Question

If $\tan \theta =\dfrac{p}{q}$, then find the value of the expression $\dfrac{p\sin \theta -q\cos \theta }{p\sin \theta +q\cos \theta }$

Answer 1

Hint: Use the fact that $\tan \theta =\dfrac{\sin \theta }{\cos \theta }$. Hence assume that $\sin \theta =pk,\cos \theta =qk$. Hence find the value of $p\sin \theta +q\cos \theta $ and the value of $p\sin \theta -q\cos \theta $. Divide the two expressions and hence find the value of $\dfrac{p\sin \theta -q\cos \theta }{p\sin \theta +q\cos \theta }$. Alternatively divide the numerator and the denominator of the expression $\dfrac{p\sin \theta -q\cos \theta }{p\sin \theta +q\cos \theta }$ by $\cos \theta $ and use the fact that $\tan \theta =\dfrac{\sin \theta }{\cos \theta }$ and hence find the value of the given expression.

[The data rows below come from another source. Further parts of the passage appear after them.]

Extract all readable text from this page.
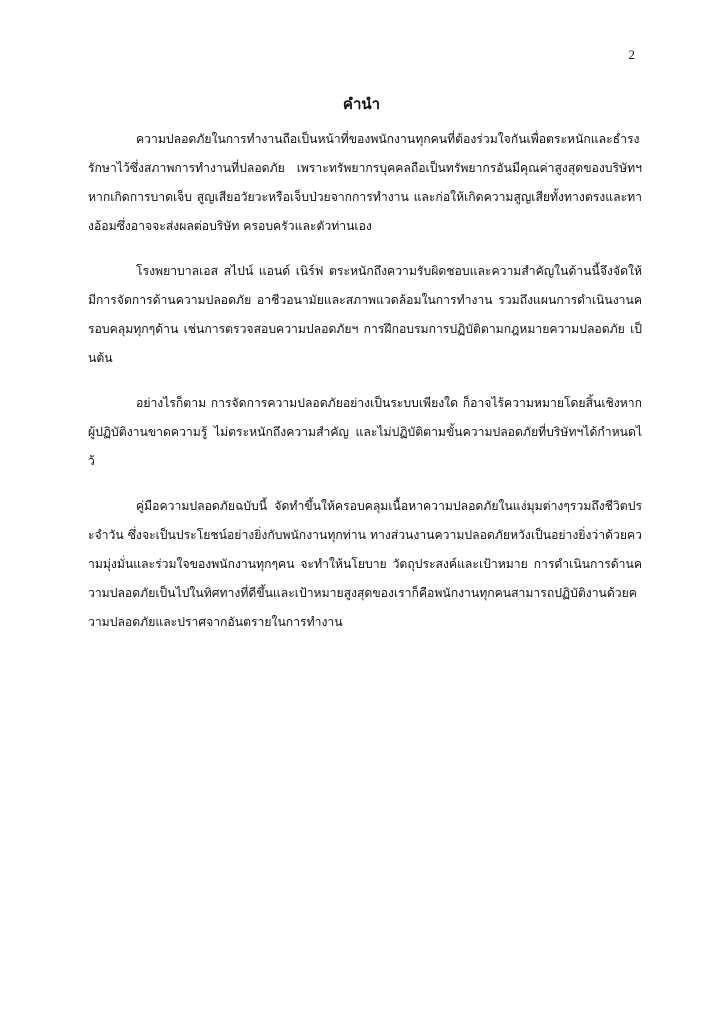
2
คำนำ

ความปลอดภัยในการทำงานถือเป็นหน้าที่ของพนักงานทุกคนที่ต้องร่วมใจกันเพื่อตระหนักและธำรงรักษาไว้ซึ่งสภาพการทำงานที่ปลอดภัย เพราะทรัพยากรบุคคลถือเป็นทรัพยากรอันมีคุณค่าสูงสุดของบริษัทฯ หากเกิดการบาดเจ็บ สูญเสียอวัยวะหรือเจ็บป่วยจากการทำงาน และก่อให้เกิดความสูญเสียทั้งทางตรงและทางอ้อมซึ่งอาจจะส่งผลต่อบริษัท ครอบครัวและตัวท่านเอง

โรงพยาบาลเอส สไปน์ แอนด์ เนิร์ฟ ตระหนักถึงความรับผิดชอบและความสำคัญในด้านนี้จึงจัดให้มีการจัดการด้านความปลอดภัย อาชีวอนามัยและสภาพแวดล้อมในการทำงาน รวมถึงแผนการดำเนินงานครอบคลุมทุกๆด้าน เช่นการตรวจสอบความปลอดภัยฯ การฝึกอบรมการปฏิบัติตามกฎหมายความปลอดภัย เป็นต้น

อย่างไรก็ตาม การจัดการความปลอดภัยอย่างเป็นระบบเพียงใด ก็อาจไร้ความหมายโดยสิ้นเชิงหากผู้ปฏิบัติงานขาดความรู้ ไม่ตระหนักถึงความสำคัญ และไม่ปฏิบัติตามขั้นความปลอดภัยที่บริษัทฯได้กำหนดไว้

คู่มือความปลอดภัยฉบับนี้ จัดทำขึ้นให้ครอบคลุมเนื้อหาความปลอดภัยในแง่มุมต่างๆรวมถึงชีวิตประจำวัน ซึ่งจะเป็นประโยชน์อย่างยิ่งกับพนักงานทุกท่าน ทางส่วนงานความปลอดภัยหวังเป็นอย่างยิ่งว่าด้วยความมุ่งมั่นและร่วมใจของพนักงานทุกๆคน จะทำให้นโยบาย วัตถุประสงค์และเป้าหมาย การดำเนินการด้านความปลอดภัยเป็นไปในทิศทางที่ดีขึ้นและเป้าหมายสูงสุดของเราก็คือพนักงานทุกคนสามารถปฏิบัติงานด้วยความปลอดภัยและปราศจากอันตรายในการทำงาน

Complete step by step answer:
We know that $\tan \theta =\dfrac{\sin \theta }{\cos \theta }$
Hence, we have
$\dfrac{\sin \theta }{\cos \theta }=\dfrac{p}{q}$
Let $\sin \theta =pk$ and $\cos \theta =qk$
Hence, we have
$p\sin \theta +q\cos \theta =p\left( pk \right)+q\left( qk \right)={{p}^{2}}k+{{q}^{2}}k$
Taking k common from the terms on RHS, we get
$p\sin \theta +q\cos \theta =k\left( {{p}^{2}}+{{q}^{2}} \right)$
Similarly, we have
$p\sin \theta -q\cos \theta =p\left( pk \right)-q\left( qk \right)=\left( {{p}^{2}}-{{q}^{2}} \right)k$
Hence, we have
$\dfrac{p\sin \theta -q\cos \theta }{p\sin \theta +q\cos \theta }=\dfrac{{{p}^{2}}-{{q}^{2}}}{{{p}^{2}}+{{q}^{2}}}$

Hence the value of $\dfrac{p\sin \theta -q\cos \theta }{p\sin \theta +q\cos \theta }$ is $\dfrac{{{p}^{2}}-{{q}^{2}}}{{{p}^{2}}+{{q}^{2}}}$

Note: Alternative Solution: Best Method
We can solve the above question using componendo-dividendo which states that if $\dfrac{a}{b}=\dfrac{c}{d}$, then $\dfrac{a-b}{a+b}=\dfrac{c-d}{c+d}$
We know that $\tan \theta =\dfrac{\sin \theta }{\cos \theta }$
Hence, we have
$\dfrac{\sin \theta }{\cos \theta }=\dfrac{p}{q}$
Multiplying both sides by $\dfrac{p}{q}$, we get
$\dfrac{p\sin \theta }{q\cos \theta }=\dfrac{{{p}^{2}}}{{{q}^{2}}}$
Applying componendo-dividendo, we get
$\dfrac{p\sin \theta -q\cos \theta }{p\sin \theta +q\cos \theta }=\dfrac{{{p}^{2}}-{{q}^{2}}}{{{p}^{2}}+{{q}^{2}}}$, which is the same as obtained above
[2] Alternative Solution:
Dividing numerator and denominator of the expression $\dfrac{p\sin \theta -q\cos \theta }{p\sin \theta +q\cos \theta }$ by $\cos \theta $, we get
$\dfrac{p\sin \theta -q\cos \theta }{p\sin \theta +q\cos \theta }=\dfrac{\dfrac{p\sin \theta -q\cos \theta }{\cos \theta }}{\dfrac{p\sin \theta +q\cos \theta }{\cos \theta }}$
We know that $\dfrac{a\pm b}{c}=\dfrac{a}{c}\pm \dfrac{b}{c}$
Using the above identity, we get
$\dfrac{p\sin \theta -q\cos \theta }{p\sin \theta +q\cos \theta }=\dfrac{p\dfrac{\sin \theta }{\cos \theta }-q}{p\dfrac{\sin \theta }{\cos \theta }+q}$
We know that $\tan \theta =\dfrac{p}{q}$
Hence, we have
$\dfrac{p\sin \theta -q\cos \theta }{p\sin \theta +q\cos \theta }=\dfrac{p\left( \dfrac{p}{q} \right)-q}{p\left( \dfrac{p}{q} \right)+q}$
Multiplying numerator and denominator of RHS by q, we get
$\dfrac{p\sin \theta -q\cos \theta }{p\sin \theta +q\cos \theta }=\dfrac{{{p}^{2}}-{{q}^{2}}}{{{p}^{2}}+{{q}^{2}}}$, which is the same as obtained above.